Three weeks ago, I knew nothing about kidney cancer. Then I was stunned to find that I have it. Once I got used to that idea, then decisions about where to be treated had to be made. Now, with no knowledge about this disease and how it works, we have to make the decision on which treatment to use! Ask me about a young child’s behavior or speech or socialization skills and I have experience to answer those questions. This is a very important decision to make about saving my life and I have nothing to go on. I must admit none of this sounds like a lot of fun but I am hoping if go through the bad stuff there will be fun on the other side. Most of the time I just want to escape.
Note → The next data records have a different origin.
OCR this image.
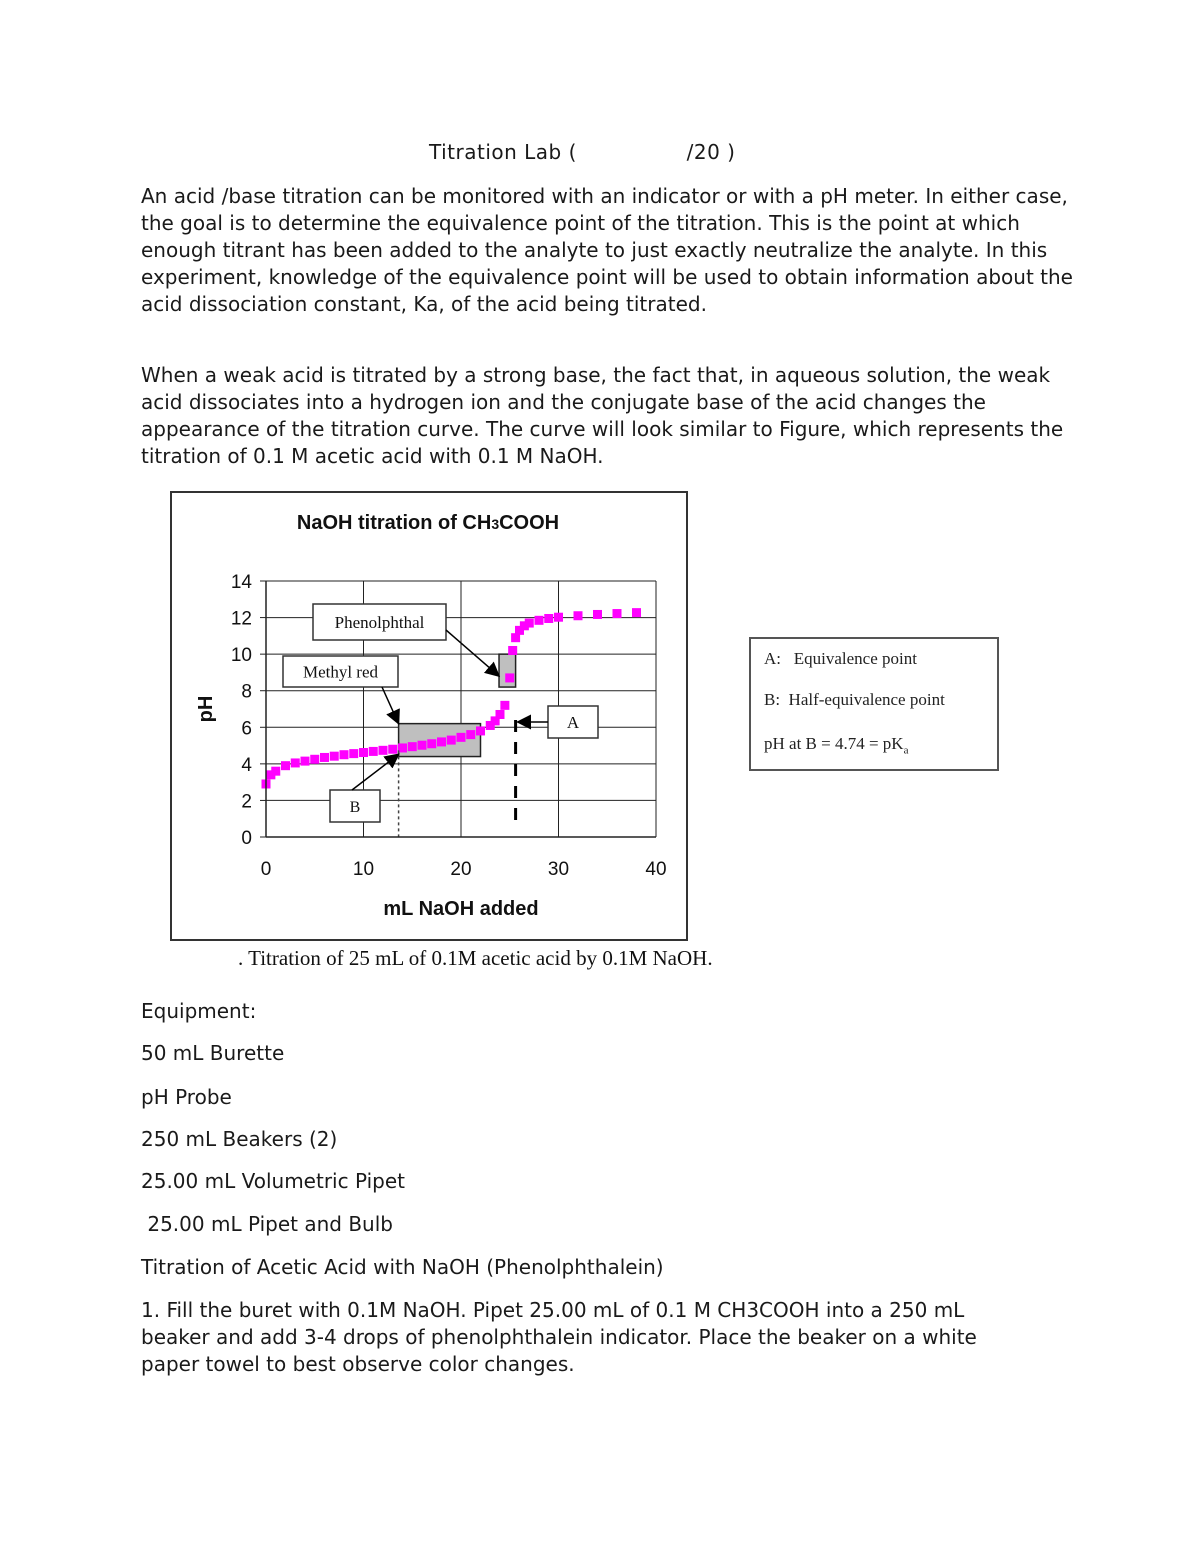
Titration Lab (                /20 )

An acid /base titration can be monitored with an indicator or with a pH meter. In either case, the goal is to determine the equivalence point of the titration. This is the point at which enough titrant has been added to the analyte to just exactly neutralize the analyte. In this experiment, knowledge of the equivalence point will be used to obtain information about the acid dissociation constant, Ka, of the acid being titrated.

When a weak acid is titrated by a strong base, the fact that, in aqueous solution, the weak acid dissociates into a hydrogen ion and the conjugate base of the acid changes the appearance of the titration curve. The curve will look similar to Figure, which represents the titration of 0.1 M acetic acid with 0.1 M NaOH.

NaOH titration of CH3COOH
0
2
4
6
8
10
12
14
0	10	20	30	40
Phenolphthal
Methyl red
A
B
mL NaOH added
pH
A:   Equivalence point
B:  Half-equivalence point
pH at $B = 4.74 = pK_a$
. Titration of 25 mL of 0.1M acetic acid by 0.1M NaOH.
Equipment:
50 mL Burette
pH Probe
250 mL Beakers (2)
25.00 mL Volumetric Pipet
25.00 mL Pipet and Bulb
Titration of Acetic Acid with NaOH (Phenolphthalein)
1. Fill the buret with 0.1M NaOH. Pipet 25.00 mL of 0.1 M CH3COOH into a 250 mL
beaker and add 3-4 drops of phenolphthalein indicator. Place the beaker on a white
paper towel to best observe color changes.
I wander over to this computer hourly to read notes from all of you. It really is a lifeline to so many special people. Some make me laugh, others cry, and all of them warm my heart. I am so blessed to have so many wonderful people in my life. Thanks.
I have a baby blanket to finish, another one to start, and wedding and grandbaby plans to make along with upcoming Passover. So for the moment, the cancer discussion will be put away and I will try to live my life as best as I can.